Beratungspflicht von Architekt und Ingenieur im Vergabeverfahren

OLG Hamm, Urteil vom 29.4.2008 — Aktenzeichen: 24 U 99/06

Leitsatz
Wer als Architekt oder Ingenieur eine öffentliche Auftragsvergabe begleitet, hat den Bauherrn im Rahmen der Leistungsphasen 6 und 7 über spekulierende Bieter aufzuklären.

Sachverhalt
Aufgrund von gravierenden Ausschreibungsschwächen im Leistungsverzeichnis sind Spekulationen möglich, die vom Mindestbietenden über Mischkalkulation ausgenutzt werden. Er bietet eine ausgeschriebene Position, die erkennbar überwiegend entfallen wird, sehr günstig an und die Ersatzposition sehr teuer. Der Bieter wird beauftragt, die Spekulation geht auf.

Der Bauherr nimmt den Ingenieur, der die Ausschreibung begleitet, auf Schadensersatz in Anspruch, allerdings auch nach gerichtlichem Hinweis ausschließlich mit dem Argument, der Ingenieur habe die Ausschreibung ohne die genannten Schwächen herausbringen müssen.

Entscheidung
Der Bauherr unterliegt knapp.

Natürlich hat der Ingenieur pflichtwidrig gehandelt, weil seine Ungenauigkeiten erst Spekulationen ermöglicht haben. Aber es lässt sich nicht mit ausreichender Wahrscheinlichkeit feststellen, was der Bauherr am Ende hätte bezahlen müssen, wenn die Ausschreibung richtig gewesen wäre. Grundlage der Schadensberechnung des Bauherren war nämlich, dass dann ein anderer Bieter Erfolg gehabt hätte. Genau das ließ sich nicht mehr klären.

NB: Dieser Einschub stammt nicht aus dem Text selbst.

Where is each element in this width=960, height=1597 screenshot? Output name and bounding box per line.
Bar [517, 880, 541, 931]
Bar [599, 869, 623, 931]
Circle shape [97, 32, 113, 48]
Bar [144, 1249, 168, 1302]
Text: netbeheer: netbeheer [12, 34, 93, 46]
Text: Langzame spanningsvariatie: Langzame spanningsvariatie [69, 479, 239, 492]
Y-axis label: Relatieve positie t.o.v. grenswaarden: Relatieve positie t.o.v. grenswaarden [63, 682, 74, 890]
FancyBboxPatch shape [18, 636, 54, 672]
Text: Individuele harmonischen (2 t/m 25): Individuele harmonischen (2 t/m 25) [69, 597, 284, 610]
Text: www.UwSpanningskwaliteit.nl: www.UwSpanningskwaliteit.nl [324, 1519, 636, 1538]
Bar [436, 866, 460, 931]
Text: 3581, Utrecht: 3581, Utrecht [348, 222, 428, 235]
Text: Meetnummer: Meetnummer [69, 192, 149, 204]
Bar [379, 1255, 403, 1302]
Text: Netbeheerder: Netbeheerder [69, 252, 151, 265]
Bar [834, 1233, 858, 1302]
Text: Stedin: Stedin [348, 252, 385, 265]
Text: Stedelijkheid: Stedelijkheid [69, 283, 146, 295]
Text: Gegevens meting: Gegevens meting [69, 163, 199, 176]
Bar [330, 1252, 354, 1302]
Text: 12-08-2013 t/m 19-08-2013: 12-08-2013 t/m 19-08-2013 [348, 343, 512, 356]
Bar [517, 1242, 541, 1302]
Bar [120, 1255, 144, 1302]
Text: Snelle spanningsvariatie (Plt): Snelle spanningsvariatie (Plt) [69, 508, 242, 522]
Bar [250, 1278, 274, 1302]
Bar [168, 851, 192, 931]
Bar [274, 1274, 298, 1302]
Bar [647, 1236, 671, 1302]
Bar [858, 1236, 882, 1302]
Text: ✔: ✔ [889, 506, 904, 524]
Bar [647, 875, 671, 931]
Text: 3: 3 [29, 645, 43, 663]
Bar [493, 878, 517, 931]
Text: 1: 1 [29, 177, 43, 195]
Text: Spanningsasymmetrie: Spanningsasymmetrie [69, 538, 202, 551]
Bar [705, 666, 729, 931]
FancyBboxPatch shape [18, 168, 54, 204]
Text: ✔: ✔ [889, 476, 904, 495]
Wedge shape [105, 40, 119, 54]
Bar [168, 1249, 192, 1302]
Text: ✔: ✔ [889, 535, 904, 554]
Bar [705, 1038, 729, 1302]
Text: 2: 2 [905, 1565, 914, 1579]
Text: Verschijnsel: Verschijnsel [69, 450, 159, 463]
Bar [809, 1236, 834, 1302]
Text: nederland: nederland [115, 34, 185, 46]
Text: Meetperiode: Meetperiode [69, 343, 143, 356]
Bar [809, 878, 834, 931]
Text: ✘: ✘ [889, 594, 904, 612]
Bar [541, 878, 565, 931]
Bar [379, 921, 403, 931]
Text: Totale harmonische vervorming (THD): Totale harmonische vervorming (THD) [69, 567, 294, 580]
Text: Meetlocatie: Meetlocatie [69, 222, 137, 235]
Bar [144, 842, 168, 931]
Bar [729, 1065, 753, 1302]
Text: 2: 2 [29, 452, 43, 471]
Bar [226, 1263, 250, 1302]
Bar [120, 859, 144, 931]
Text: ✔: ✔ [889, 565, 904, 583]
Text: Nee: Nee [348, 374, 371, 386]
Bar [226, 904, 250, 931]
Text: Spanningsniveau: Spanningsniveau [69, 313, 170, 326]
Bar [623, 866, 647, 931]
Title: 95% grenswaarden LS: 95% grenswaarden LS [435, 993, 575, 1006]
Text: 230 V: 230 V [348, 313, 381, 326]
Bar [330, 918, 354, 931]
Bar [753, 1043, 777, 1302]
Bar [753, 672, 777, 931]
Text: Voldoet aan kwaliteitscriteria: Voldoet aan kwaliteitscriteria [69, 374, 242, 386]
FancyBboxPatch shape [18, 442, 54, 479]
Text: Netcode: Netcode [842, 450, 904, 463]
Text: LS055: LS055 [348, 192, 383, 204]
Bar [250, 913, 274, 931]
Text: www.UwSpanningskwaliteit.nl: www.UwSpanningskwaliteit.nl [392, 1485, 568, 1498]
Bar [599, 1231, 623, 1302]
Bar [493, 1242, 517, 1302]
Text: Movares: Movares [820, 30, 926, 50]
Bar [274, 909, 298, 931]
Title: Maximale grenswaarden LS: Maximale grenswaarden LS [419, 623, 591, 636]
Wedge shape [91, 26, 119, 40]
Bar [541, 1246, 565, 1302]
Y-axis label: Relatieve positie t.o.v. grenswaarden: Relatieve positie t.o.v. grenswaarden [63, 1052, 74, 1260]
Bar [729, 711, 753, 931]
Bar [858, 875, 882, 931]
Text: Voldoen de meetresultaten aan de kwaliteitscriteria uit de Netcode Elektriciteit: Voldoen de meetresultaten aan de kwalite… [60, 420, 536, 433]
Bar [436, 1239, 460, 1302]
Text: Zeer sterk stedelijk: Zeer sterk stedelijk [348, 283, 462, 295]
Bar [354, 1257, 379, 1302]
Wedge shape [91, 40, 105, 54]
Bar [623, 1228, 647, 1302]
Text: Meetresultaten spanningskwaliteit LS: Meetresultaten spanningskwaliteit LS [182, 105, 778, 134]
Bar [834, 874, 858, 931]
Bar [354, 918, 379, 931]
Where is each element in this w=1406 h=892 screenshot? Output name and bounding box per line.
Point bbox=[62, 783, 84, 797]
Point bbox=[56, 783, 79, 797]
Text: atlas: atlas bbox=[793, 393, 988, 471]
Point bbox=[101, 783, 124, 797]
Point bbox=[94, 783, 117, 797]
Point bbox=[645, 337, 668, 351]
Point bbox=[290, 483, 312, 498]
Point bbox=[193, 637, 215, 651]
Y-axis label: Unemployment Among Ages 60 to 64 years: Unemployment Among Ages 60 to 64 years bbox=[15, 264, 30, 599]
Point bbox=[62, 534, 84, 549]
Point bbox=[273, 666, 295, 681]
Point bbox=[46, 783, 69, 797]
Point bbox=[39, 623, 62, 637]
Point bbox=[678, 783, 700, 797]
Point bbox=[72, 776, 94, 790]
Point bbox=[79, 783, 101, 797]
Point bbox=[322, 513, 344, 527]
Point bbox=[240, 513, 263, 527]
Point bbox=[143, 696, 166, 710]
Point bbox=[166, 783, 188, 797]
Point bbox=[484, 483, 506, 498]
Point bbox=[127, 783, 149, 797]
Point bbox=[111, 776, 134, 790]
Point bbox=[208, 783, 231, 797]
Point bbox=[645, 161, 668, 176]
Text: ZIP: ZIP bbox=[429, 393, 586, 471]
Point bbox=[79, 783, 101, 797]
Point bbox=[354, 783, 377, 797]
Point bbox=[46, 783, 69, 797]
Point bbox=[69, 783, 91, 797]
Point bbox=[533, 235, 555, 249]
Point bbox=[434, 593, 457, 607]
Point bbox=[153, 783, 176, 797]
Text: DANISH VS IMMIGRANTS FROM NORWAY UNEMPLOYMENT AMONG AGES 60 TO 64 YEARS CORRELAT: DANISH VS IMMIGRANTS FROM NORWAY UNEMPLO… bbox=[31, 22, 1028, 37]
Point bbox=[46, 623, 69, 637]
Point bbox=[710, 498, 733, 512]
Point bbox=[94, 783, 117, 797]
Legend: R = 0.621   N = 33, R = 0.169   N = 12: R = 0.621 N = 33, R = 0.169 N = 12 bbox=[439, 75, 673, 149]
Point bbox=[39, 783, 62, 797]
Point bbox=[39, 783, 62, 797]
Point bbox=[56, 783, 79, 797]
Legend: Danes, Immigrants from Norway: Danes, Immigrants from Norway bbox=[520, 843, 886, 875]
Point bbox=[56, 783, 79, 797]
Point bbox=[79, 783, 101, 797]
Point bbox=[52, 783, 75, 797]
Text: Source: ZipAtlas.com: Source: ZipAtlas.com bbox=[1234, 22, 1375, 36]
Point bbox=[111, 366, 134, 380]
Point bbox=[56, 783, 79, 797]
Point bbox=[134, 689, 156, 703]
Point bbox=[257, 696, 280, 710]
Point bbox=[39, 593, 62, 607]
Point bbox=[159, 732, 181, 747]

Interessanter sind die am Rande liegenden Ausführungen des Gerichts zu einem Punkt, der am Ende nicht entscheidungserheblich wurde, weil der Bauherr auf den Zug trotz Hinweises des Senats offenbar nicht aufspringen wollte. Dabei geht es um die Frage, ob der Ingenieur nicht im Zuge der Angebotswertung die Pflicht gehabt hätte, auf die Spekulationspreise und deren Gefahren den Bauherren hinzuweisen. Womöglich hätte der Ingenieur sogar den Ausschluss des Angebots wegen der Mischkalkulation anregen müssen. Dann hätte in der Tat womöglich — das hat das Gericht nicht aufklären müssen – der Zweitplazierte den Zuschlag erhalten und geringere Kosten verursacht.

Anmerkung
Die Anforderungen an die Rechtskenntnisse des Architekten oder Ingenieurs sind nicht zu unterschätzen.

In der Planungsphase betrifft das vor allem das öffentliche Baurecht. Im Rahmen der Baudurchführung kommen auch zivilrechtliche Fragen auf, und im öffentlichen Auftragswesen Fragen des Vergaberechts.

Überall gilt: Wer sich aufs Eis wagt, muss auch Schlittschuhlaufen können. Kein Architekt wird damit gehört werden, er sei doch kein Rechtsanwalt, wenn z.B. sein Vertragsformular, das schon sein Vater in den 50er Jahren eingesetzt hat, und das er dem Bauherren empfahl, vor Gericht unwirksame Klauseln aufweist.

Auch wer den Vorbehalt der Vertragsstrafe bei der Abnahme verpatzt oder die Kündigungsformalien im Rahmen der §§ 4 Nr.7, 5 Nr.4, 8 Nr.3 VOB/B nicht einhält, darf sich auf Haftung gefasst machen, wenn ein Schaden entsteht.